'Woeful at Wadham' – HT18 Week 2

Dear Audrey,

Sometimes I wonder whether PPE is what I’m really meant to be studying. It’s certainly practical, but all I really want to do is perform. Help!

Sincerely,

Woeful at Wadham


Dear Woeful,

Let me paint you a picture, petal: the year is 1979. Disco is dead. I’m hanging on to reason by one battered, fuchsia false fingernail. The cause? My late ex-husband Morty ‘The Hamburgler’ Fontainbleau. He was lewd, he was crude, and his raison d’être (we were living in Saint-Tropez) was to make an economist out of me.

Now there are only a few things which I’m not: I’m not corrigible, I’m no angel, and I’m not sorry. I am also not an economist. Well, that last one has only been true since I officially gave up the fiscal ghost. I’ll let you in on a sugar-coated secret: Morty put a ring on my finger for one single reason, and that reason is what I’ve got upstairs. You see, I used to keep all my economics almanacs in our loft, and I had an annual subscription which Morty offered to renew on a direct debit. Well, I was in a tight spot, and this just about kept me afloat. So I agreed, and before I knew it I was whisked away to the “Le Sud de la France” (that’s French for “The South of France”).

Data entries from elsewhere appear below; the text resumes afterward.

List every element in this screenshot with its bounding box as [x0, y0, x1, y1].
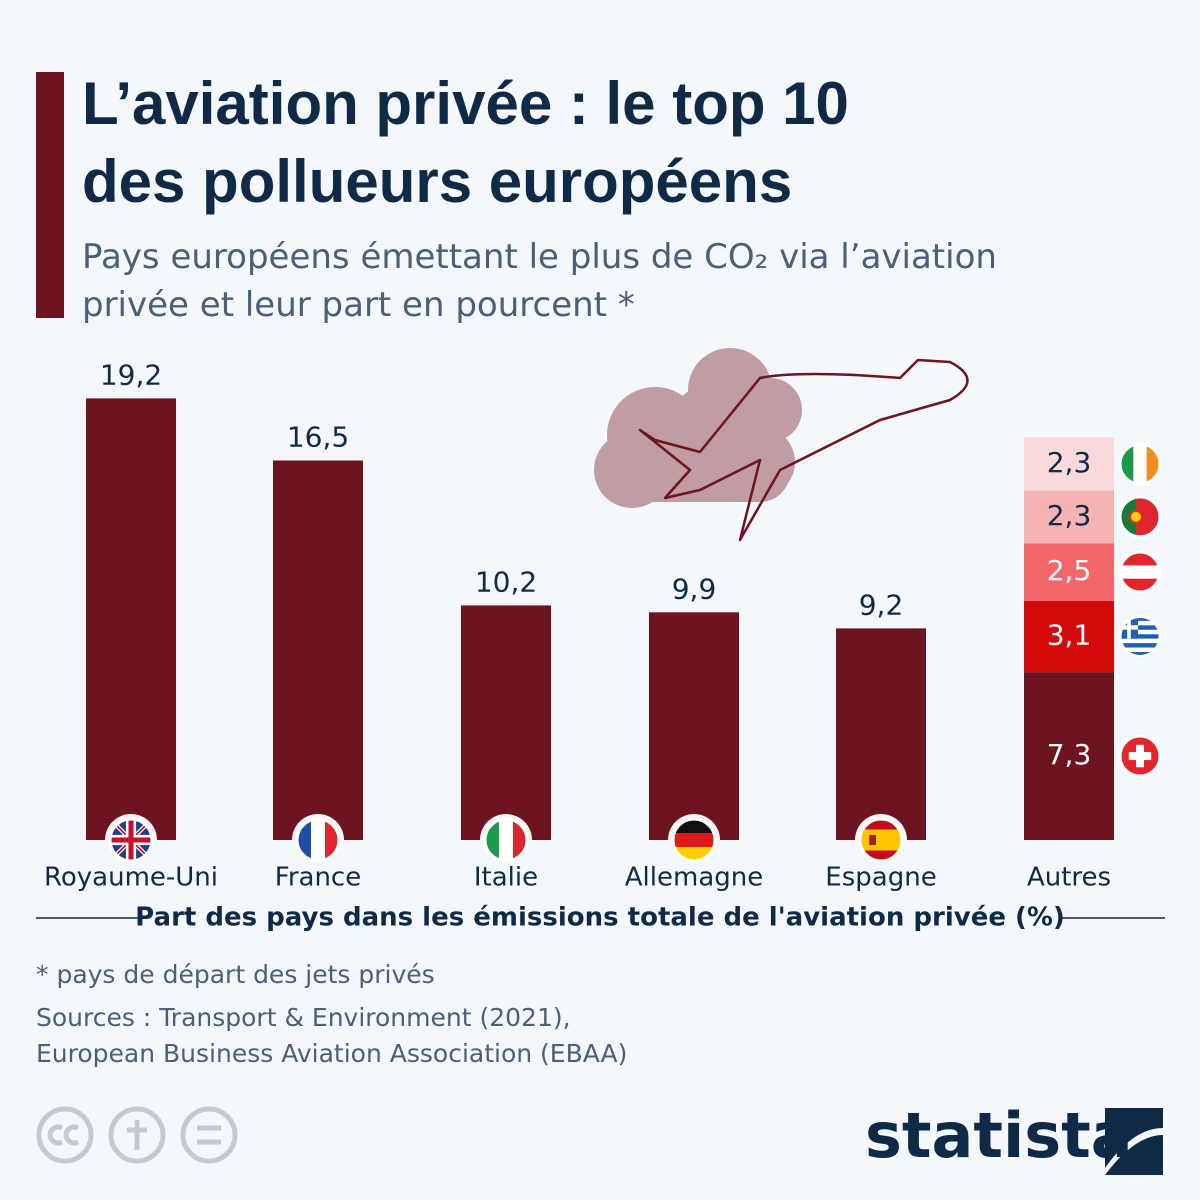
flag-border: [1118, 550, 1162, 594]
flag-border: [671, 817, 717, 863]
flag-border: [1118, 614, 1162, 658]
x-axis-label: Part des pays dans les émissions totale …: [135, 903, 1065, 933]
flag-part: [1129, 509, 1143, 524]
bar: [1024, 490, 1114, 544]
brand-logo: [1105, 1108, 1163, 1175]
chart-title: L’aviation privée : le top 10: [82, 70, 849, 137]
flag-part: [1120, 565, 1160, 580]
flag-part: [499, 819, 514, 861]
value-label: 16,5: [287, 421, 349, 454]
bar: [1024, 437, 1114, 491]
flag-part: [1120, 652, 1160, 657]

What I liked about Morty – other than his silk lapels and Gucci loafers – was his ambition, his dreamer’s spirit, you know, his goddamn appetite for greatness. Of course, like all money-laundering, neckerchief-wearing scumbags, his glory was also his guillotine. And that blade came down on his neck like a sockful of rocks. He was a reindeer trying to squeeze through a cat-flap, if you see what I’m saying – antlers are stubborn accessories! Well anyway, once “la police” (as the French would say) cottoned on, I filed for divorce and packed my bags. Of course, Morty ended up on the second longest car chase in European history – 14 hours, no less. It all came to a rather sudden end – I won’t go into the gruesome details, but if you think it’s funny to vandalise a road-sign indicating an animal crossing, then think again. No amount of crumple zone will save you from the weight of fully-grown Charolais cattle barreling over your dashboard.

And there you have it – Morty loved me, but our marriage was a sham. He was a moonshine mogul, fiddling figures quicker than you can cry “sacré bleu”, and I had been taken in like a turkey at Christmas. He used me for my economic expertise; I was a pawn in his chess-game of phony finances, and oh boy! how I was blinded by his golden bishops and diamond rooks. Intellectually speaking, he milked me drier than an ice-cream parlour gone into liquidation.

Now do I blame Morty for all that happened? No. I honestly don’t. There was little bad feeling between us really – we used to share a cheese and onion sandwich at Colin’s Café for our fortnightly catch-up. Heck, I even paid for his sandalwood coffin! But I do blame economics. Call me an institutionalist but us creatives, the Carole Kings of this world, have to leave the money-meddling to the banks. Pay your taxes and get the bill, that’s what I say.

Whether your account is inshore, offshore, or you’re unsure (like Morty, may he rest in peace), but just be sure to keep it nasty, cherub.